また、上記においては、融雪対象Oが家屋の屋根である場合について説明したが、これに限定されない。融雪に用いられる水Wの水源となる河川、農業用水路などの水路よりも高度が低い位置にあるものであれば、グリーンハウスの屋根、道路の路面、側溝など、様々なものに積もる雪の融雪に、融雪装置を用いることができる。
さらに、融雪対象Oは複数であってもよい、その場合、誘導管20とそれぞれの融雪対象Oの上方に設置された散水管10とは、例えば分岐するエルボ22により接続される。

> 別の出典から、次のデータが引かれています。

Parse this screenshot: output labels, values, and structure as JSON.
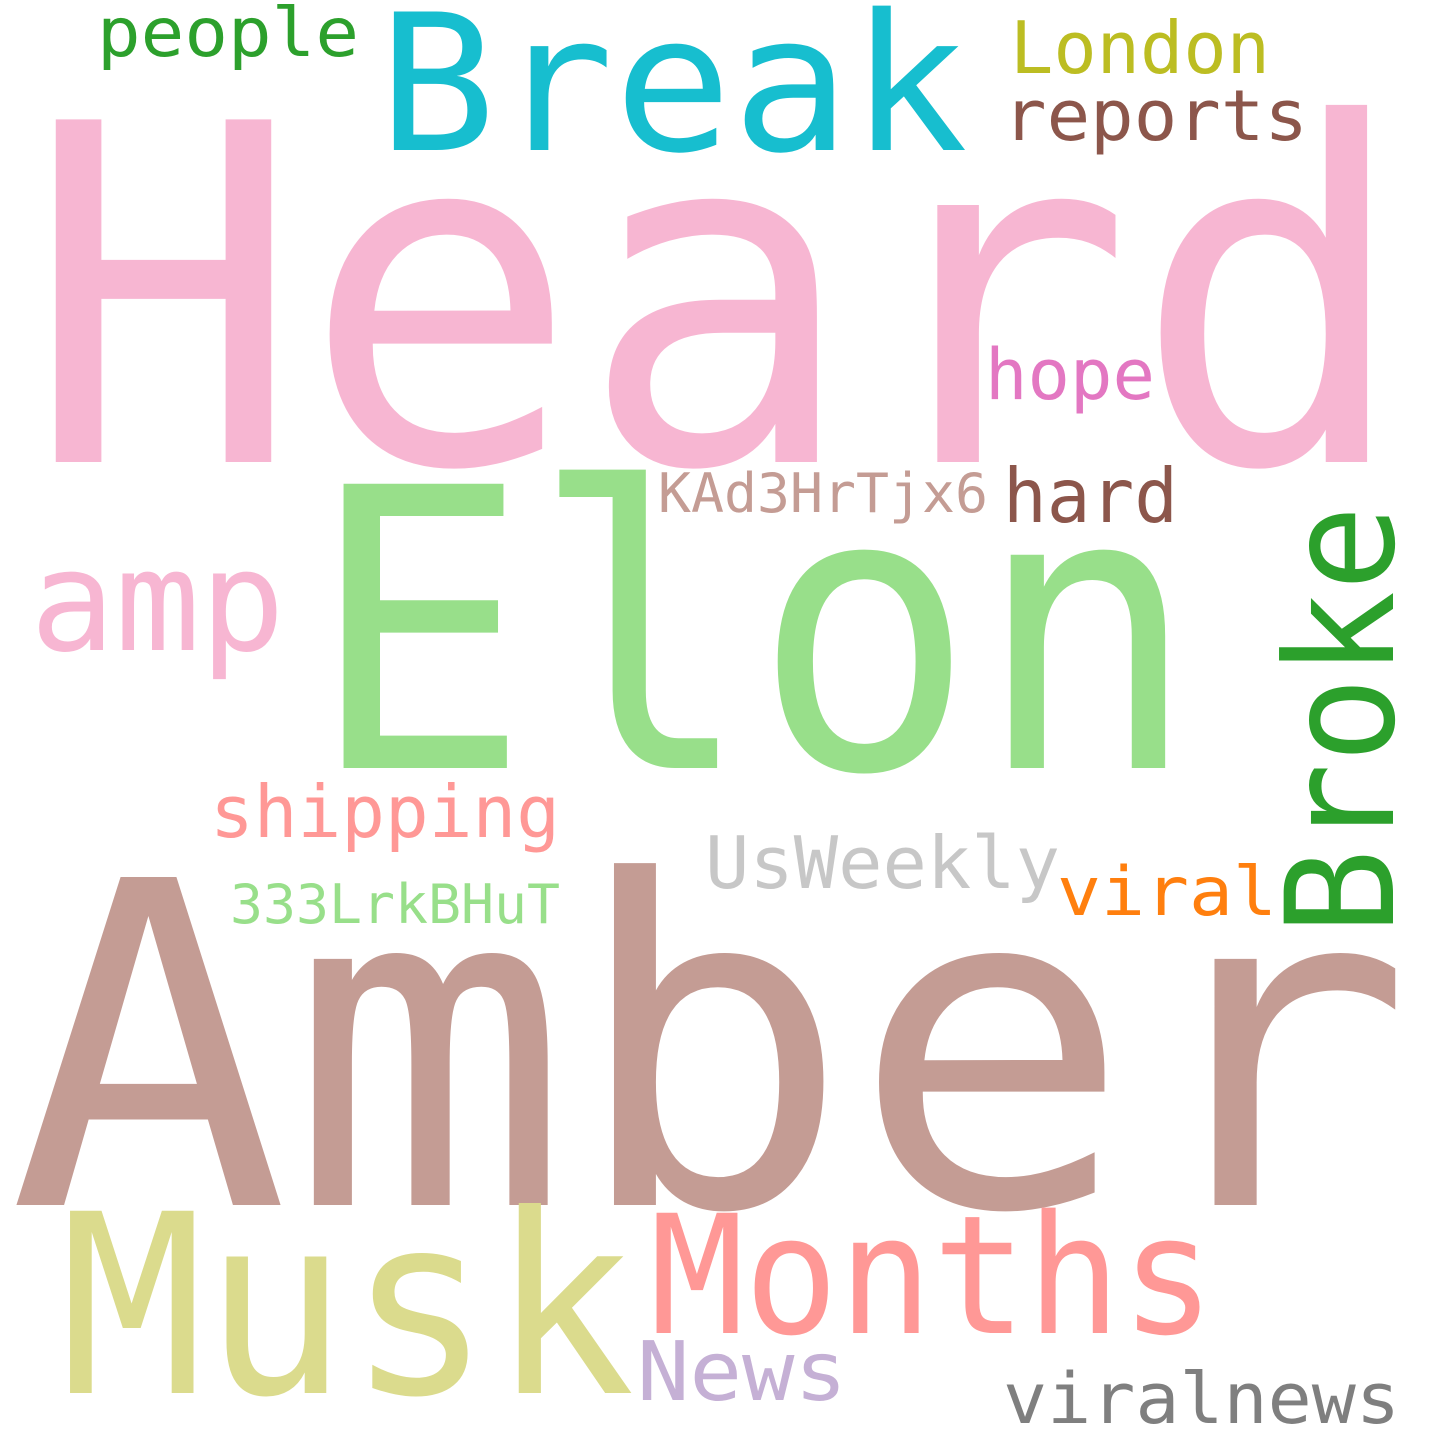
{
  "words": [
    {
      "text": "Heard",
      "color": "#f7b6d2"
    },
    {
      "text": "Elon",
      "color": "#98df8a"
    },
    {
      "text": "Amber",
      "color": "#c49c94"
    },
    {
      "text": "Break",
      "color": "#17becf"
    },
    {
      "text": "Musk",
      "color": "#dbdb8d"
    },
    {
      "text": "Months",
      "color": "#ff9896"
    },
    {
      "text": "Broke",
      "color": "#2ca02c"
    },
    {
      "text": "amp",
      "color": "#f7b6d2"
    },
    {
      "text": "London",
      "color": "#bcbd22"
    },
    {
      "text": "people",
      "color": "#2ca02c"
    },
    {
      "text": "reports",
      "color": "#8c564b"
    },
    {
      "text": "hope",
      "color": "#e377c2"
    },
    {
      "text": "hard",
      "color": "#8c564b"
    },
    {
      "text": "KAd3HrTjx6",
      "color": "#c49c94"
    },
    {
      "text": "shipping",
      "color": "#ff9896"
    },
    {
      "text": "UsWeekly",
      "color": "#c7c7c7"
    },
    {
      "text": "viral",
      "color": "#ff7f0e"
    },
    {
      "text": "333LrkBHuT",
      "color": "#98df8a"
    },
    {
      "text": "News",
      "color": "#c5b0d5"
    },
    {
      "text": "viralnews",
      "color": "#7f7f7f"
    }
  ]
}
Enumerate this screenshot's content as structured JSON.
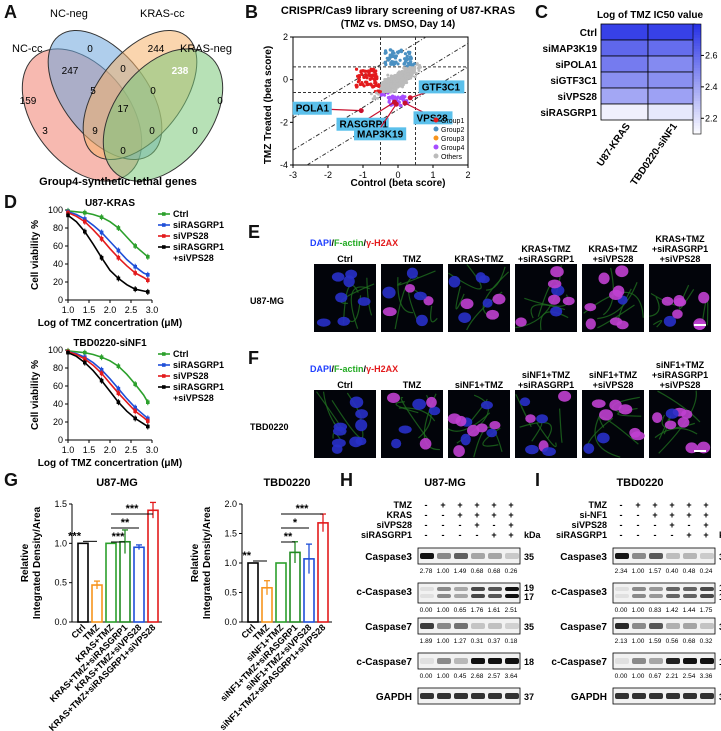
{
  "panel_letters": [
    "A",
    "B",
    "C",
    "D",
    "E",
    "F",
    "G",
    "H",
    "I"
  ],
  "colors": {
    "red": "#e31a1c",
    "blue": "#1f4fd8",
    "green": "#2ca02c",
    "black": "#000000",
    "orange": "#f7941d",
    "purple": "#a64dff",
    "lightblue": "#4a90c2",
    "cyan_label": "#5bc0eb"
  },
  "venn": {
    "title": "Group4-synthetic lethal genes",
    "set_labels": [
      "NC-cc",
      "NC-neg",
      "KRAS-cc",
      "KRAS-neg"
    ],
    "counts": [
      "159",
      "247",
      "0",
      "244",
      "238",
      "0",
      "5",
      "0",
      "17",
      "3",
      "9",
      "0",
      "0",
      "0",
      "0"
    ]
  },
  "chart_data": [
    {
      "type": "scatter",
      "panel": "B",
      "title": "CRISPR/Cas9 library screening of U87-KRAS",
      "subtitle": "(TMZ vs. DMSO, Day 14)",
      "xlabel": "Control (beta score)",
      "ylabel": "TMZ Treated (beta score)",
      "xlim": [
        -3,
        2
      ],
      "ylim": [
        -4,
        2
      ],
      "xticks": [
        "-3",
        "-2",
        "-1",
        "0",
        "1",
        "2"
      ],
      "yticks": [
        "-4",
        "-2",
        "0",
        "2"
      ],
      "legend": [
        "Group1",
        "Group2",
        "Group3",
        "Group4",
        "Others"
      ],
      "highlighted_genes": [
        {
          "name": "POLA1",
          "x": -1.05,
          "y": -1.45
        },
        {
          "name": "RASGRP1",
          "x": -0.1,
          "y": -1.05
        },
        {
          "name": "MAP3K19",
          "x": -0.05,
          "y": -1.15
        },
        {
          "name": "VPS28",
          "x": 0.2,
          "y": -1.1
        },
        {
          "name": "GTF3C1",
          "x": 0.35,
          "y": -0.85
        }
      ]
    },
    {
      "type": "heatmap",
      "panel": "C",
      "title": "Log of TMZ IC50 value",
      "rows": [
        "Ctrl",
        "siMAP3K19",
        "siPOLA1",
        "siGTF3C1",
        "siVPS28",
        "siRASGRP1"
      ],
      "columns": [
        "U87-KRAS",
        "TBD0220-siNF1"
      ],
      "values": [
        [
          2.75,
          2.75
        ],
        [
          2.62,
          2.6
        ],
        [
          2.55,
          2.5
        ],
        [
          2.48,
          2.48
        ],
        [
          2.4,
          2.42
        ],
        [
          2.15,
          2.18
        ]
      ],
      "colorbar_ticks": [
        "2.6",
        "2.4",
        "2.2"
      ],
      "colorbar_range": [
        2.1,
        2.8
      ]
    },
    {
      "type": "line",
      "panel": "D1",
      "title": "U87-KRAS",
      "xlabel": "Log of TMZ concertration (μM)",
      "ylabel": "Cell viability %",
      "xlim": [
        1.0,
        3.0
      ],
      "ylim": [
        0,
        100
      ],
      "xticks": [
        "1.0",
        "1.5",
        "2.0",
        "2.5",
        "3.0"
      ],
      "yticks": [
        "0",
        "20",
        "40",
        "60",
        "80",
        "100"
      ],
      "x": [
        1.0,
        1.2,
        1.4,
        1.6,
        1.8,
        2.0,
        2.2,
        2.4,
        2.6,
        2.8,
        2.9
      ],
      "series": [
        {
          "name": "Ctrl",
          "values": [
            99,
            98,
            97,
            95,
            92,
            87,
            80,
            70,
            60,
            52,
            48
          ]
        },
        {
          "name": "siRASGRP1",
          "values": [
            98,
            95,
            90,
            83,
            75,
            65,
            55,
            45,
            37,
            30,
            28
          ]
        },
        {
          "name": "siVPS28",
          "values": [
            97,
            93,
            87,
            78,
            68,
            57,
            47,
            38,
            30,
            25,
            22
          ]
        },
        {
          "name": "siRASGRP1\n+siVPS28",
          "values": [
            94,
            87,
            76,
            62,
            47,
            33,
            24,
            17,
            12,
            10,
            9
          ]
        }
      ]
    },
    {
      "type": "line",
      "panel": "D2",
      "title": "TBD0220-siNF1",
      "xlabel": "Log of TMZ concertration (μM)",
      "ylabel": "Cell viability %",
      "xlim": [
        1.0,
        3.0
      ],
      "ylim": [
        0,
        100
      ],
      "xticks": [
        "1.0",
        "1.5",
        "2.0",
        "2.5",
        "3.0"
      ],
      "yticks": [
        "0",
        "20",
        "40",
        "60",
        "80",
        "100"
      ],
      "x": [
        1.0,
        1.2,
        1.4,
        1.6,
        1.8,
        2.0,
        2.2,
        2.4,
        2.6,
        2.8,
        2.9
      ],
      "series": [
        {
          "name": "Ctrl",
          "values": [
            99,
            98,
            97,
            95,
            92,
            88,
            82,
            73,
            62,
            50,
            42
          ]
        },
        {
          "name": "siRASGRP1",
          "values": [
            98,
            96,
            92,
            86,
            78,
            68,
            57,
            46,
            36,
            28,
            24
          ]
        },
        {
          "name": "siVPS28",
          "values": [
            98,
            95,
            90,
            83,
            74,
            63,
            52,
            42,
            32,
            25,
            21
          ]
        },
        {
          "name": "siRASGRP1\n+siVPS28",
          "values": [
            97,
            93,
            86,
            77,
            66,
            54,
            42,
            32,
            24,
            18,
            15
          ]
        }
      ]
    },
    {
      "type": "bar",
      "panel": "G1",
      "title": "U87-MG",
      "ylabel": "Relative\nIntegrated Density/Area",
      "ylim": [
        0,
        1.5
      ],
      "yticks": [
        "0.0",
        "0.5",
        "1.0",
        "1.5"
      ],
      "categories": [
        "Ctrl",
        "TMZ",
        "KRAS+TMZ",
        "KRAS+TMZ+siRASGRP1",
        "KRAS+TMZ+siVPS28",
        "KRAS+TMZ+siRASGRP1+siVPS28"
      ],
      "values": [
        1.0,
        0.47,
        1.0,
        1.02,
        0.95,
        1.42
      ],
      "errors": [
        0.0,
        0.05,
        0.0,
        0.15,
        0.03,
        0.1
      ],
      "significance": [
        "***",
        "***",
        "**",
        "***"
      ]
    },
    {
      "type": "bar",
      "panel": "G2",
      "title": "TBD0220",
      "ylabel": "Relative\nIntegrated Density/Area",
      "ylim": [
        0,
        2.0
      ],
      "yticks": [
        "0.0",
        "0.5",
        "1.0",
        "1.5",
        "2.0"
      ],
      "categories": [
        "Ctrl",
        "TMZ",
        "siNF1+TMZ",
        "siNF1+TMZ+siRASGRP1",
        "siNF1+TMZ+siVPS28",
        "siNF1+TMZ+siRASGRP1+siVPS28"
      ],
      "values": [
        1.0,
        0.58,
        1.0,
        1.18,
        1.07,
        1.68
      ],
      "errors": [
        0.0,
        0.12,
        0.0,
        0.18,
        0.25,
        0.15
      ],
      "significance": [
        "**",
        "**",
        "*",
        "***"
      ]
    }
  ],
  "panelE": {
    "legend": [
      "DAPI",
      "/",
      "F-actin",
      "/",
      "γ-H2AX"
    ],
    "row_label": "U87-MG",
    "conditions": [
      "Ctrl",
      "TMZ",
      "KRAS+TMZ",
      "KRAS+TMZ\n+siRASGRP1",
      "KRAS+TMZ\n+siVPS28",
      "KRAS+TMZ\n+siRASGRP1\n+siVPS28"
    ]
  },
  "panelF": {
    "legend": [
      "DAPI",
      "/",
      "F-actin",
      "/",
      "γ-H2AX"
    ],
    "row_label": "TBD0220",
    "conditions": [
      "Ctrl",
      "TMZ",
      "siNF1+TMZ",
      "siNF1+TMZ\n+siRASGRP1",
      "siNF1+TMZ\n+siVPS28",
      "siNF1+TMZ\n+siRASGRP1\n+siVPS28"
    ]
  },
  "panelH": {
    "title": "U87-MG",
    "treatments": [
      {
        "name": "TMZ",
        "marks": [
          "-",
          "+",
          "+",
          "+",
          "+",
          "+"
        ]
      },
      {
        "name": "KRAS",
        "marks": [
          "-",
          "-",
          "+",
          "+",
          "+",
          "+"
        ]
      },
      {
        "name": "siVPS28",
        "marks": [
          "-",
          "-",
          "-",
          "+",
          "-",
          "+"
        ]
      },
      {
        "name": "siRASGRP1",
        "marks": [
          "-",
          "-",
          "-",
          "-",
          "+",
          "+"
        ]
      }
    ],
    "kda_label": "kDa",
    "blots": [
      {
        "name": "Caspase3",
        "kda": [
          "35"
        ],
        "values": [
          "2.78",
          "1.00",
          "1.49",
          "0.68",
          "0.68",
          "0.26"
        ]
      },
      {
        "name": "c-Caspase3",
        "kda": [
          "19",
          "17"
        ],
        "values": [
          "0.00",
          "1.00",
          "0.65",
          "1.76",
          "1.61",
          "2.51"
        ]
      },
      {
        "name": "Caspase7",
        "kda": [
          "35"
        ],
        "values": [
          "1.89",
          "1.00",
          "1.27",
          "0.31",
          "0.37",
          "0.18"
        ]
      },
      {
        "name": "c-Caspase7",
        "kda": [
          "18"
        ],
        "values": [
          "0.00",
          "1.00",
          "0.45",
          "2.68",
          "2.57",
          "3.64"
        ]
      },
      {
        "name": "GAPDH",
        "kda": [
          "37"
        ],
        "values": []
      }
    ]
  },
  "panelI": {
    "title": "TBD0220",
    "treatments": [
      {
        "name": "TMZ",
        "marks": [
          "-",
          "+",
          "+",
          "+",
          "+",
          "+"
        ]
      },
      {
        "name": "si-NF1",
        "marks": [
          "-",
          "-",
          "+",
          "+",
          "+",
          "+"
        ]
      },
      {
        "name": "siVPS28",
        "marks": [
          "-",
          "-",
          "-",
          "+",
          "-",
          "+"
        ]
      },
      {
        "name": "siRASGRP1",
        "marks": [
          "-",
          "-",
          "-",
          "-",
          "+",
          "+"
        ]
      }
    ],
    "kda_label": "kDa",
    "blots": [
      {
        "name": "Caspase3",
        "kda": [
          "35"
        ],
        "values": [
          "2.34",
          "1.00",
          "1.57",
          "0.40",
          "0.48",
          "0.24"
        ]
      },
      {
        "name": "c-Caspase3",
        "kda": [
          "19",
          "17"
        ],
        "values": [
          "0.00",
          "1.00",
          "0.83",
          "1.42",
          "1.44",
          "1.75"
        ]
      },
      {
        "name": "Caspase7",
        "kda": [
          "35"
        ],
        "values": [
          "2.13",
          "1.00",
          "1.59",
          "0.56",
          "0.68",
          "0.32"
        ]
      },
      {
        "name": "c-Caspase7",
        "kda": [
          "18"
        ],
        "values": [
          "0.00",
          "1.00",
          "0.67",
          "2.21",
          "2.54",
          "3.36"
        ]
      },
      {
        "name": "GAPDH",
        "kda": [
          "37"
        ],
        "values": []
      }
    ]
  }
}
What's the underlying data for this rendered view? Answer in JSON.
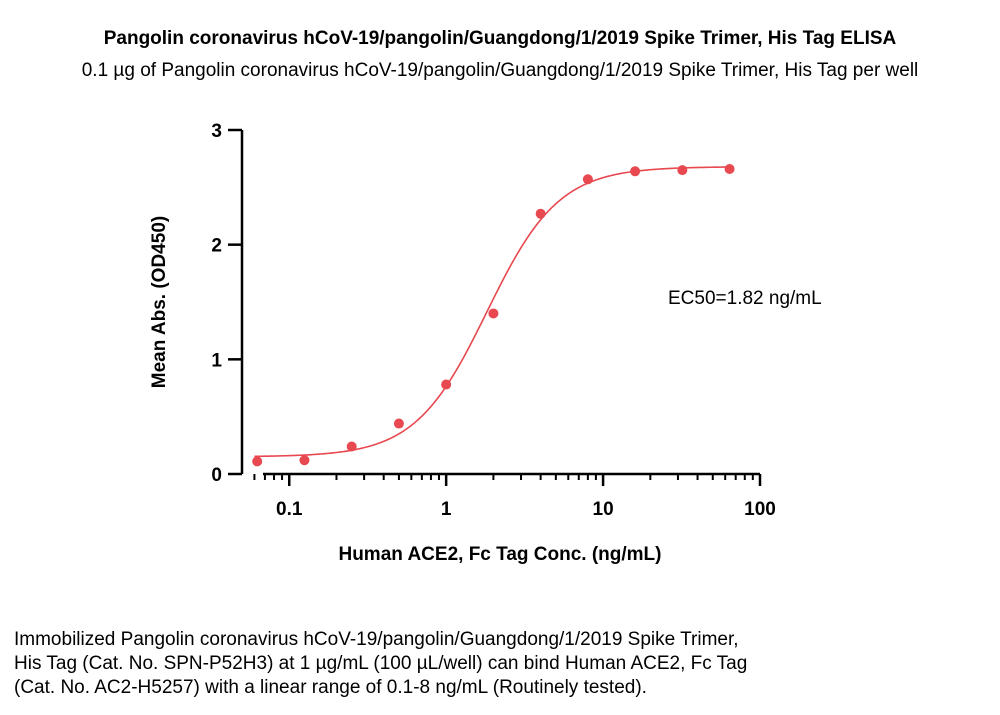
{
  "header": {
    "title": "Pangolin coronavirus hCoV-19/pangolin/Guangdong/1/2019 Spike Trimer, His Tag ELISA",
    "subtitle": "0.1 µg of Pangolin coronavirus hCoV-19/pangolin/Guangdong/1/2019 Spike Trimer, His Tag per well"
  },
  "caption": {
    "lines": [
      "Immobilized Pangolin coronavirus hCoV-19/pangolin/Guangdong/1/2019 Spike Trimer,",
      "His Tag (Cat. No. SPN-P52H3) at 1 µg/mL (100 µL/well) can bind Human ACE2, Fc Tag",
      "(Cat. No. AC2-H5257) with a linear range of 0.1-8 ng/mL (Routinely tested)."
    ]
  },
  "chart_data": {
    "type": "scatter",
    "xlabel": "Human ACE2, Fc Tag Conc. (ng/mL)",
    "ylabel": "Mean Abs. (OD450)",
    "xscale": "log",
    "xlim": [
      0.05,
      100
    ],
    "ylim": [
      0,
      3
    ],
    "x_ticks": [
      0.1,
      1,
      10,
      100
    ],
    "x_tick_labels": [
      "0.1",
      "1",
      "10",
      "100"
    ],
    "y_ticks": [
      0,
      1,
      2,
      3
    ],
    "y_tick_labels": [
      "0",
      "1",
      "2",
      "3"
    ],
    "annotation": "EC50=1.82 ng/mL",
    "color": "#e8484f",
    "grid": false,
    "series": [
      {
        "x": [
          0.0625,
          0.125,
          0.25,
          0.5,
          1,
          2,
          4,
          8,
          16,
          32,
          64
        ],
        "y": [
          0.11,
          0.12,
          0.24,
          0.44,
          0.78,
          1.4,
          2.27,
          2.57,
          2.64,
          2.65,
          2.66
        ]
      }
    ],
    "fit_curve": {
      "model": "4PL",
      "bottom": 0.15,
      "top": 2.68,
      "ec50": 1.82,
      "hill": 1.9
    }
  }
}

10…散水管、11…排出孔、20…誘導管、21…取水口、22…エルボ、23…止水弁、24…ワイヤ、25…止水弁操作手段、25a…ハンドル、25b…ワイヤ巻取軸、26…蝶番、27…ワイヤガイド、28…ワイヤカバー。
Claims (3)
- 融雪対象の上方に設置された散水管と、
融雪に用いる水を前記散水管に誘導する誘導管とを備え、
前記散水管は、側面に前記誘導管により誘導された水を排出する複数の排出孔を有し、
前記誘導管の一方の端部である取水口は、前記融雪対象よりも高度が高い位置を流れる水路の水中に開口しており、当該誘導管の他方の端部は、前記散水管の一方の端部の開口と接続されていることを特徴とする融雪装置。 - 請求項1に記載の融雪装置において、
前記取水口は、止水弁を有しており、当該止水弁を閉じることにより融雪に用いる水の前記誘導管への流入を停止することができるように構成され、
前記止水弁は、当該止水弁の開閉を制御するワイヤと接続され、当該ワイヤが緩められた場合には当該止水弁は開き、当該ワイヤが引き締められた場合には当該止水弁は閉じるように構成され、
前記融雪装置は、前記ワイヤを緩める操作及び当該ワイヤを引き締める操作を行うことができる止水弁操作手段を備えることを特徴とする融雪装置。 - 請求項1又は2に記載の融雪装置において、
前記散水管及び前記誘導管は、断熱性を有する素材により構成されていることを特徴とする融雪装置。